Commençons par décrire le champ de bataille.
Récession : 6% de PIB perdus en France si le confinement dure deux mois, selon l’Insee. En même temps, l’agence de notation Moody’s met « sous surveillance négative » le secteur bancaire français. Les dégradations effectives suivront dans un mois. L’agence s’explique : « L’ampleur et la croissance des bouleversements économiques et commerciaux déclenchés par la pandémie vont accroître la pression sur l’environnement opérationnel et la performance des banques françaises ». C’est évident et les secteurs bancaires belge, danois, néerlandais, italien et espagnols sont mis aussi sous surveillance négative. Bientôt, on aura des idées précises sur ce que « coûte un mois de quarantaine en PIB perdu » ailleurs. Les premiers calculs sur l’Italie donnent aussi : -3% par mois. Bientôt, on verra ce que ceci implique pour le chômage et les prix.
Chômage : les États-Unis, comme toujours, sont plus réactifs. Les prévisions des entrepreneurs plongent : ils réduisent leurs effectifs. 3,28 millions de personnes s’inscrivent au chômage le 21 mars, contre 200 000 avant la pandémie, dépassant le « record » antérieur de 695 000, en octobre 1982. Ce ne serait que le début : 14 millions d’emplois seraient menacés dans les mois qui viennent. Les licenciements touchent surtout les services : hôtels, restaurants, divertissements et loisirs, transports, entrepôts…
Déflation : les prix futurs sont partout annoncés en baisse, pour essayer de vendre plus, de liquider les stocks. Les primes vont bientôt être sous pression, puis les salaires, en commençant par les plus élevés. La baisse des prix est une spirale baissière : elle entraîne la baisse des profits, suivie de nouvelles baisses de prix, avec leur lot de faillites et de chômage.

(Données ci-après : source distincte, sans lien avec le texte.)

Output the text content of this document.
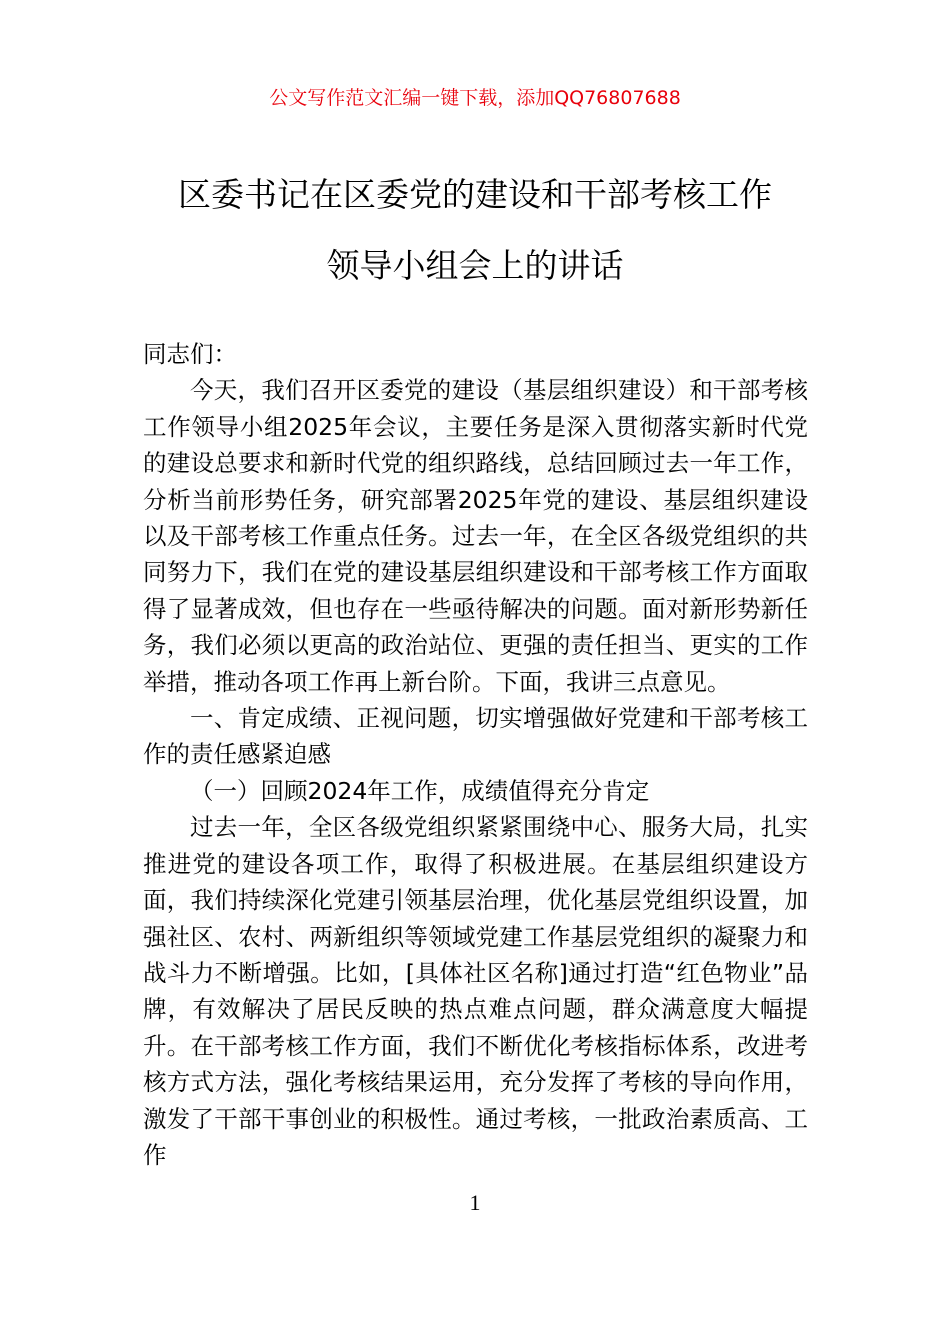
公文写作范文汇编一键下载，添加QQ76807688
区委书记在区委党的建设和干部考核工作
领导小组会上的讲话

同志们：

今天，我们召开区委党的建设（基层组织建设）和干部考核工作领导小组2025年会议，主要任务是深入贯彻落实新时代党的建设总要求和新时代党的组织路线，总结回顾过去一年工作，分析当前形势任务，研究部署2025年党的建设、基层组织建设以及干部考核工作重点任务。过去一年，在全区各级党组织的共同努力下，我们在党的建设基层组织建设和干部考核工作方面取得了显著成效，但也存在一些亟待解决的问题。面对新形势新任务，我们必须以更高的政治站位、更强的责任担当、更实的工作举措，推动各项工作再上新台阶。下面，我讲三点意见。

一、肯定成绩、正视问题，切实增强做好党建和干部考核工作的责任感紧迫感

（一）回顾2024年工作，成绩值得充分肯定

过去一年，全区各级党组织紧紧围绕中心、服务大局，扎实推进党的建设各项工作，取得了积极进展。在基层组织建设方面，我们持续深化党建引领基层治理，优化基层党组织设置，加强社区、农村、两新组织等领域党建工作基层党组织的凝聚力和战斗力不断增强。比如，[具体社区名称]通过打造“红色物业”品牌，有效解决了居民反映的热点难点问题，群众满意度大幅提升。在干部考核工作方面，我们不断优化考核指标体系，改进考核方式方法，强化考核结果运用，充分发挥了考核的导向作用，激发了干部干事创业的积极性。通过考核，一批政治素质高、工作

1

Des milliards : sans limite. Il faut éviter l’effondrement. Tout dépendra des crédits bancaires de trésorerie, avec des garanties publiques, car il faut enlever le risque de cessation de paiement de l’esprit de chacun. Autrement, on garde ses liquidités, paye les autres plus tard et injurie au téléphone ceux qui font de même ! Des milliards de crédits sans limites : les banques centrales sont là ! En plus, des milliards d’euros et de dollars votés comme aides budgétaires arrivent, que les banques centrales vont acheter en partie. Mais, même les deux trillions de dollars votés ne suffiront pas : il faudra davantage. En France le déficit va grimper, la dette avec, plus encore en Italie. Donc il faut ici aussi de l’entraide, pour sauver la zone euro en franchissant les « limites d’avant le COVID-19 ». De la coopération donc, pour des raisons morales bien sûr, mais pour des raisons économiques et politiques aussi.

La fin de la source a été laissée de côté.